Dismissal based on racist political activities unacceptably infringes freedom of association

Redfearn v the United Kingdom (Application no. 47335/06, ECHR, 6 November 2012)


The European Court of Human Rights has held that the UK’s failure to protect a bus driver against unfair dismissal based on his racist political activities was an unacceptable infringement of his freedom of association.


The applicant was employed as a driver by Serco Limited, which provided transport to local authorities including Bradford City Council. The applicant was responsible for transporting children and adults with physical and/or mental disabilities in the Bradford area. The majority of his passengers were of Asian origin. He was a highly competent employee whose supervisor nominated him for an award of “first-class employee”. The supervisor was also of Asian origin.

The applicant was elected as a local councillor for the British National Party, a white supremacist political party, which restricts membership to white nationals and, according to its constitution, is:

wholly opposed to any form of integration between British and non-European peoples. It is therefore committed to stemming and reversing the tide of non-white immigration and to restoring, by legal changes, negotiation and consent, the overwhelmingly white makeup of the British population that existed in Britain prior to 1948.

Following the applicant’s election, and a complaint about the applicant’s political affiliation by the public sector workers’ trade union, Serco summarily dismissed him. Relevantly, the union advised Serco that 70-80 percent of its customer base and 35 percent of its workforce were of Asian origin. Serco’s reasons for dismissing the applicant were that his employment would give rise to considerable anxiety among passengers and their carers, and therefore pose a health and safety risk, and that his employment could jeopardise its reputation and possibly lead to the loss of its contract with the Bradford City Council.

The applicant claimed that his dismissal was racially discriminatory. However, the Court of Appeal held that the dismissal was based on political grounds, not racial grounds, and therefore fell outside of UK anti-discrimination laws.
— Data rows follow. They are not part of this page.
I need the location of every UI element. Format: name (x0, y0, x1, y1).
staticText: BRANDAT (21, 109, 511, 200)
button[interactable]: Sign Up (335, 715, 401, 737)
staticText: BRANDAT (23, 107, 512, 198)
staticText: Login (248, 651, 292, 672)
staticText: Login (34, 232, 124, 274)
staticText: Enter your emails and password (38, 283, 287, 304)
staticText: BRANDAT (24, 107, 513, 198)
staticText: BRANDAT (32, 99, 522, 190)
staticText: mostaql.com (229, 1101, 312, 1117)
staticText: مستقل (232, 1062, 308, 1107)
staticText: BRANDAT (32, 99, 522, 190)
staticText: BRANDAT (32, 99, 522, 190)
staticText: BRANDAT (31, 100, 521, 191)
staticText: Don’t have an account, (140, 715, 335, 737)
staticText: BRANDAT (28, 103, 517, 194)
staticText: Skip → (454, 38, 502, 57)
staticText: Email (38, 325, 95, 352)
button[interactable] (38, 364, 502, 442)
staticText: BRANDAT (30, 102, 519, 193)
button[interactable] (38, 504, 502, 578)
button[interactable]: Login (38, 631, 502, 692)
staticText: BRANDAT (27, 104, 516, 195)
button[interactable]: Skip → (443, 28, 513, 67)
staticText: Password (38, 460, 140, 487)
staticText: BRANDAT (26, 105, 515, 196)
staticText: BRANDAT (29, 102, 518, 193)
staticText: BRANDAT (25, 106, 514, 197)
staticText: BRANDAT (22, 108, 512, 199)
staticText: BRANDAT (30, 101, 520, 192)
The Applicant had no cause of action relating to a breach of Convention rights, because Serco is not a public authority.

Relevantly, the applicant was precluded from making a complaint of unfair dismissal because he had not completed one year’s service with Serco – the qualifying period necessary for statutory protection from unfair dismissal.


The applicant alleged violations of his right to freedom of expression and freedom of association under the Convention for the Protection of Human Rights and Fundamental Freedoms (articles 10 and 11).
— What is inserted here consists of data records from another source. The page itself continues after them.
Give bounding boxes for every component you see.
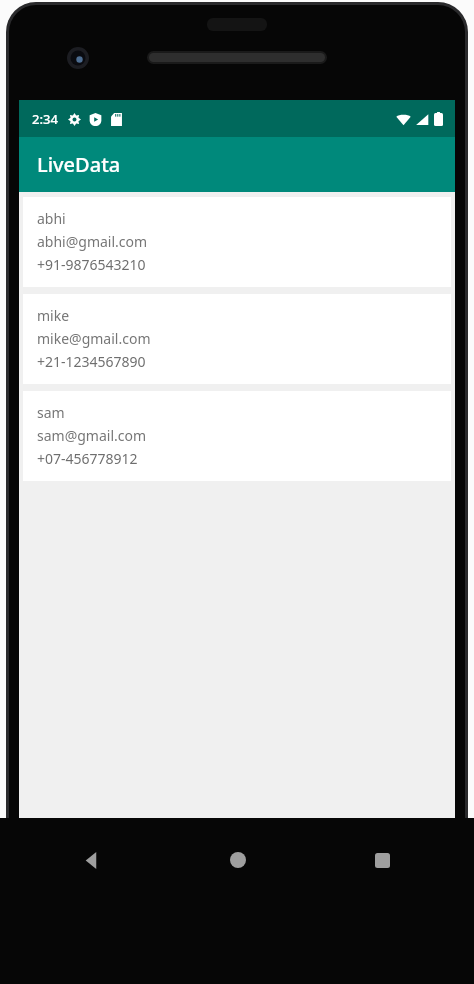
staticText: abhi@gmail.com	[37, 232, 148, 251]
staticText: abhi	[37, 209, 66, 228]
staticText: mike	[37, 306, 70, 325]
staticText: sam	[37, 403, 65, 422]
staticText: LiveData	[37, 151, 121, 178]
staticText: 2:34	[32, 110, 58, 128]
button[interactable]: sam	[23, 391, 451, 481]
button[interactable]: mike	[23, 294, 451, 384]
button[interactable]: abhi	[23, 197, 451, 287]
staticText: +21-1234567890	[37, 352, 146, 371]
staticText: +07-456778912	[37, 449, 138, 468]
button[interactable]: Recent apps	[310, 838, 455, 882]
staticText: +91-9876543210	[37, 255, 146, 274]
staticText: mike@gmail.com	[37, 329, 151, 348]
button[interactable]: Home	[165, 838, 310, 882]
button[interactable]: Back	[19, 838, 165, 882]
staticText: sam@gmail.com	[37, 426, 147, 445]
The European Court of Human Rights found that there was a violation of the applicant’s freedom of association. The Court held that it is incumbent on the UK to take reasonable and appropriate measures to protect employees, including those with less than one year’s service, from dismissal on grounds of political opinion or affiliation, either through the creation of an exception to the one-year qualifying period for an unfair dismissal claim or through a free-standing claim for unlawful discrimination on grounds of political opinion or affiliation.

The Court noted that the decisive factor in cases such as this is that the domestic courts or tribunals be allowed to pronounce on whether or not, in the circumstances of the particular case, the interests of the employer should prevail over the employee’s right to freedom of association, regardless of the period of employment.

Given its finding that there was a violation of article 11 of the Convention, the Court did not consider it necessary to examine whether there was a violation of article 14 (equality before the law) read together with articles 10 (freedom of expression) and 11 (freedom of association).

Relevance to the Australian Context and the Victorian Charter

There is greater protection against discrimination based on political belief in Australia. The Fair Work Act 2009 (Cth) protects employees and prospective employees against adverse action based on political opinion, regardless of the employee’s length of service. State and Territory anti-discrimination legislation also provides protection against discrimination on this or similar grounds.

In Victoria, the Charter may also bolster these legal protections for employees of public authorities.

The decision is available at:  http://www.bailii.org/eu/cases/ECHR/2012/1878.html

Melanie Schleiger is Manager of the Equality Law Program at Victoria Legal Aid, and a Board member of the Human Rights Law Centre.